Defense Department agrees to study of potential conflict between SunZia and military ops

The Department of Defense (DoD) has agreed to commission a study to examine concerns raised by the White Sands Missile Range that the proposed SunZia Southwest transmission project would interfere with test protocols at the facility.

Sen. Martin Heinrich (D-N.M.) who, in September, sent a letter to Undersecretary Frank Kendall, asking that DoD commission the study by M.I.T. Lincoln Laboratory, announced the DoD’s agreement Nov. 15.

“We are assembling a team that will include MIT Lincoln Laboratory to examine the WSMR test profiles and targets flying in a clutter environment, along with the detection altitudes for different radar technologies,” Kendall said in his Oct. 18 response to Heinrich. “The team should complete the updated analysis in early 2014.”

Heinrich, project developers, and the former head of the DoD Siting Clearinghouse had separately called for such an independent analysis of the line’s effects on base operations.

“Lincoln Laboratory has a long history of creating innovative solutions to complex problems involving our nation’s radar systems and air- and missile-defense technology,” Heinrich said in a statement. “I commend the DoD for pursuing this pragmatic approach to identify measures that would allow for both the missions at [White Sands] to continue and for the construction of the SunZia transmission line.”

The study will examine concerns raised by base leaders that the presence of the line in the area north of the base known as the northern extension of the base would interfere with test protocols and thus affect national security. Lincoln Laboratory will also examine potential changes to test protocols that would allow the DoD to continue its missions in the presence of the new transmission line.

Heinrich was a vocal supporter of the proposed project prior to his most recent letter to DoD. On Aug. 19, he sent a three-page letter to Interior Secretary Sally Jewel in which he said the project has been delayed long enough, and that additional delays would damage the credibility of the DoD siting clearinghouse, which gave the project a green light in 2011.

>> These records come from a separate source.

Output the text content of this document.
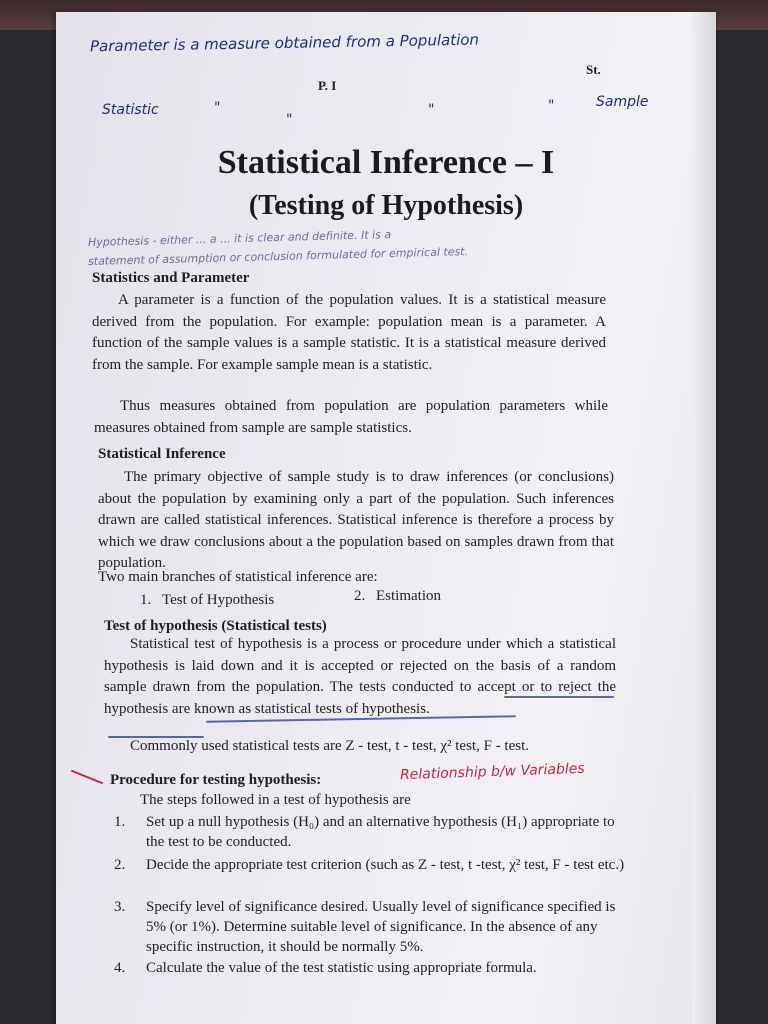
Parameter is a measure obtained from a Population
P. I
St.
Statistic	"
"
"	"	Sample
Statistical Inference – I
(Testing of Hypothesis)
Hypothesis - either ... a ... it is clear and definite. It is a
statement of assumption or conclusion formulated for empirical test.
Statistics and Parameter
A parameter is a function of the population values. It is a statistical measure derived from the population. For example: population mean is a parameter. A function of the sample values is a sample statistic. It is a statistical measure derived from the sample. For example sample mean is a statistic.
Thus measures obtained from population are population parameters while measures obtained from sample are sample statistics.
Statistical Inference
The primary objective of sample study is to draw inferences (or conclusions) about the population by examining only a part of the population. Such inferences drawn are called statistical inferences. Statistical inference is therefore a process by which we draw conclusions about a the population based on samples drawn from that population.
Two main branches of statistical inference are:
1. Test of Hypothesis	2. Estimation
Test of hypothesis (Statistical tests)
Statistical test of hypothesis is a process or procedure under which a statistical hypothesis is laid down and it is accepted or rejected on the basis of a random sample drawn from the population. The tests conducted to accept or to reject the hypothesis are known as statistical tests of hypothesis.
Commonly used statistical tests are Z - test, t - test, χ² test, F - test.
Procedure for testing hypothesis:	Relationship b/w Variables
The steps followed in a test of hypothesis are
1. Set up a null hypothesis (H₀) and an alternative hypothesis (H₁) appropriate to the test to be conducted.
2. Decide the appropriate test criterion (such as Z - test, t -test, χ² test, F - test etc.)
3. Specify level of significance desired. Usually level of significance specified is 5% (or 1%). Determine suitable level of significance. In the absence of any specific instruction, it should be normally 5%.
4. Calculate the value of the test statistic using appropriate formula.
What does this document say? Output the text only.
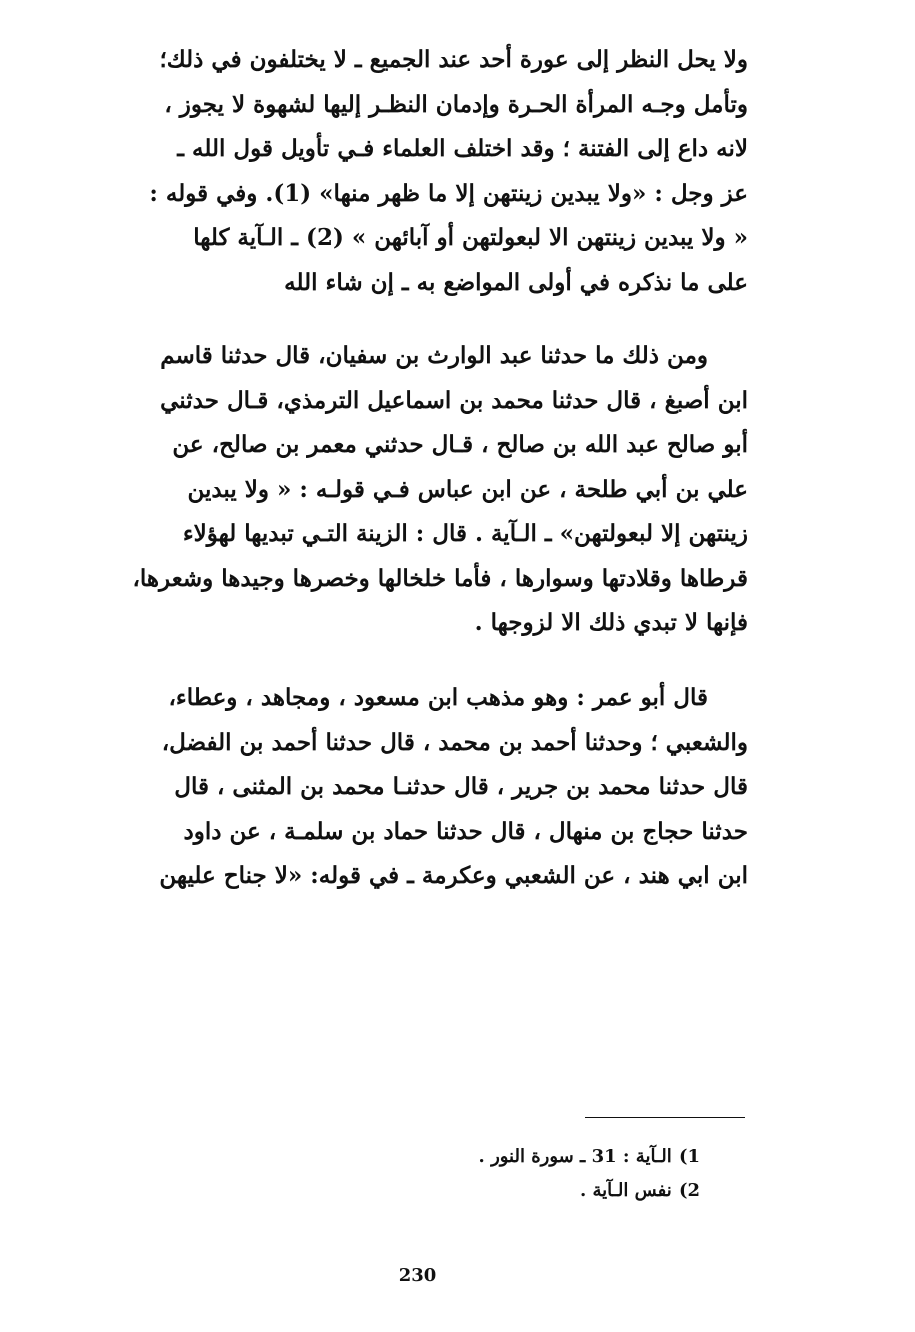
ولا يحل النظر إلى عورة أحد عند الجميع ـ لا يختلفون في ذلك؛
وتأمل وجـه المرأة الحـرة وإدمان النظـر إليها لشهوة لا يجوز ،
لانه داع إلى الفتنة ؛ وقد اختلف العلماء فـي تأويل قول الله ـ
عز وجل : «ولا يبدين زينتهن إلا ما ظهر منها» (1). وفي قوله :
« ولا يبدين زينتهن الا لبعولتهن أو آبائهن » (2) ـ الـآية كلها
على ما نذكره في أولى المواضع به ـ إن شاء الله
ومن ذلك ما حدثنا عبد الوارث بن سفيان، قال حدثنا قاسم
ابن أصبغ ، قال حدثنا محمد بن اسماعيل الترمذي، قـال حدثني
أبو صالح عبد الله بن صالح ، قـال حدثني معمر بن صالح، عن
علي بن أبي طلحة ، عن ابن عباس فـي قولـه : « ولا يبدين
زينتهن إلا لبعولتهن» ـ الـآية . قال : الزينة التـي تبديها لهؤلاء
قرطاها وقلادتها وسوارها ، فأما خلخالها وخصرها وجيدها وشعرها،
فإنها لا تبدي ذلك الا لزوجها .
قال أبو عمر : وهو مذهب ابن مسعود ، ومجاهد ، وعطاء،
والشعبي ؛ وحدثنا أحمد بن محمد ، قال حدثنا أحمد بن الفضل،
قال حدثنا محمد بن جرير ، قال حدثنـا محمد بن المثنى ، قال
حدثنا حجاج بن منهال ، قال حدثنا حماد بن سلمـة ، عن داود
ابن ابي هند ، عن الشعبي وعكرمة ـ في قوله: «لا جناح عليهن
1) الـآية : 31 ـ سورة النور .
2) نفس الـآية .
230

The SunZia project is one of seven projects selected as an early fast-track project for the nine-agency Rapid Response Team for Transmission (RRTT). Accordingly, additional delays could erode the credibility of that effort, Heinrich said, noting that the RRTT “was intended to act as an example of how DoD and the U.S. Department of the Interior could work together to resolve energy siting conflicts quickly and collaboratively.”

As planned, the 515-mile SunZia project will originate at the new SunZia East substation in New Mexico and head west, with significant portions running parallel to I-25 and the Rio Grande River. The route follows a pipeline corridor north of I-10 in New Mexico and continues into Arizona, where it alternately uses existing pipeline and utility corridors, where available, before terminating at a new substation in Pinal County near Coolidge, Ariz.

The consortium of five companies sponsoring the project expects to begin the state permitting process before the end of 2013, with state regulatory approvals expected to be granted from New Mexico and Arizona next year.

Three of those companies – Southwestern Power Group II/MMR Group, Shell WindEnergy Inc., and Tucson Electric Power – are sponsoring 86% of the project. Salt River Project has a 13% stake and Tri-State Generation and Transmission Association has a 1% stake.